I’d like to mention just a couple of things about ingredients I used. First, about the sugars, I used Wholesome® Sweeteners brands of Organic Sugar and Organic Turbinado Sugar. I met the fabulous folks from Wholesome® Sweeteners when I attended BlogHer Food in Austin last June. They provided us with samples of their products and I have used them all…and gone out and found their brand in local markets to continue to use them. Here’s a little bit about their company:
Wholesome Sweeteners, formed in 2001, is the nation’s leading provider of sustainable, environmentally and ethically responsible, great tasting sweeteners. We specialize is supplying Organic, Fairtrade Certified, Non-GMO Verified sugars, syrups, and honeys, all made from nature’s best resources.
That is the kind of company I love. This isn’t a paid endorsement…it is just me, telling you, how wonderful the company is, and how fabulous their products are. So, I hope you’ll find their products in your local markets and try them. I’m certain that they made all the difference in my winning recipes.
The second ingredient I want to tell you about is the Orange Blossom Water. I use this not as a flavouring, per se, but as an “essence.” You don’t have to use it and you can substitute orange juice, orange extract, or even an orange liqueur, but you would need to reduce the amount used; I’m making a note of that in the recipe.

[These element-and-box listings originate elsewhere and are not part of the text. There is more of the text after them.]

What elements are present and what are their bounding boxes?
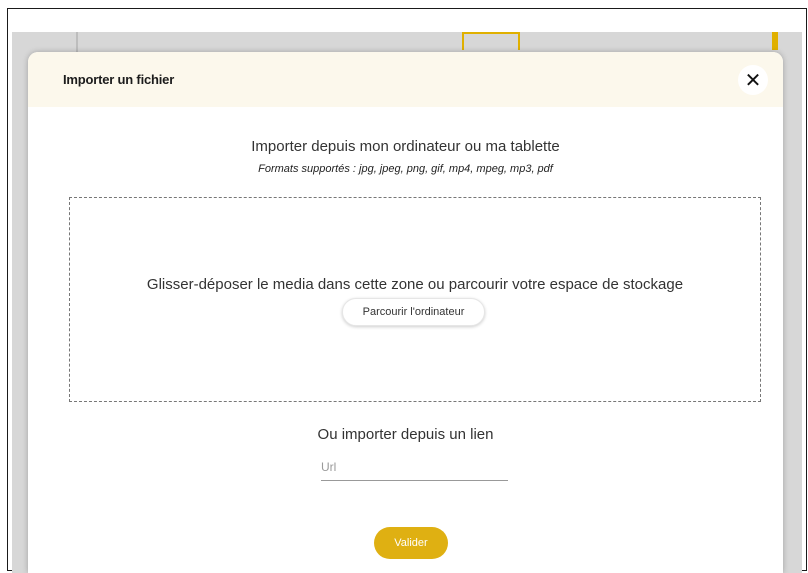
supported-formats: Formats supportés : jpg, jpeg, png, gif,… bbox=[258, 163, 553, 175]
modal-header: Importer un fichier ✕ bbox=[28, 52, 783, 107]
link-heading: Ou importer depuis un lien bbox=[317, 426, 494, 443]
background-decoration bbox=[462, 32, 520, 50]
drop-zone-text: Glisser-déposer le media dans cette zone… bbox=[146, 276, 684, 293]
import-file-modal: Importer un fichier ✕ Importer depuis mo… bbox=[28, 52, 783, 573]
close-button[interactable]: ✕ bbox=[738, 65, 768, 95]
modal-title: Importer un fichier bbox=[63, 72, 175, 87]
browse-computer-button[interactable]: Parcourir l'ordinateur bbox=[342, 298, 485, 326]
background-decoration-edge bbox=[772, 32, 778, 50]
upload-heading: Importer depuis mon ordinateur ou ma tab… bbox=[251, 138, 560, 155]
validate-button[interactable]: Valider bbox=[374, 527, 448, 559]
drop-zone[interactable]: Glisser-déposer le media dans cette zone… bbox=[69, 197, 761, 402]
background-divider bbox=[76, 32, 78, 52]
url-input[interactable] bbox=[321, 454, 508, 481]
close-icon: ✕ bbox=[744, 69, 762, 92]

Since the rules of the competition call for these tea cakes to be “quick and easy-to-make, cake-like” cookie, they are that. So, I really hope that you will try them. They are fabulous, if I do say so myself. *wink*
p.s.: The other winning recipes will be coming soon, so stay tuned!
- 1½ cups all-purpose flour
- 1½ teaspoon baking powder
- ½ teaspoon baking soda
- Pinch of salt
- 8 tablespoons (1 stick) unsalted butter, softened at room temperature
- ½ cup (Wholesome® Sweeteners) organic sugar
- ¼ cup (Wholesome® Sweeteners) organic turbinado sugar
- 3 large eggs, room temperature
- 1 tablespoon orange blossom water
- 1 tablespoon Bourbon
- ⅔ cup heavy whipping cream
- 6 tablespoons (Wholesome® Sweeteners) organic turbinado sugar
- 1 cup ground pecans, divided
- Preheat oven to 350° F.
- Sift together your flour, baking powder, baking soda, and salt.
- In the bowl of your electric mixer, beat the softened butter and both sugars until fluffy.
- Add the eggs 1 at a time, beating each well until incorporated.
- Add the orange blossom water and Bourbon and mix until incorporated
- Add the flour mixture in three steps, beginning and ending with flour and alternating with the heavy whipping cream; mixing only until both are incorporated.
- Fold in ½ cup of the pecans.
- Drop 2 tablespoons of batter at a time on a parchment lined baking sheet.
- Sprinkle generously with turbinado sugar and ground pecans.
- Bake for 12 minutes or until golden brown.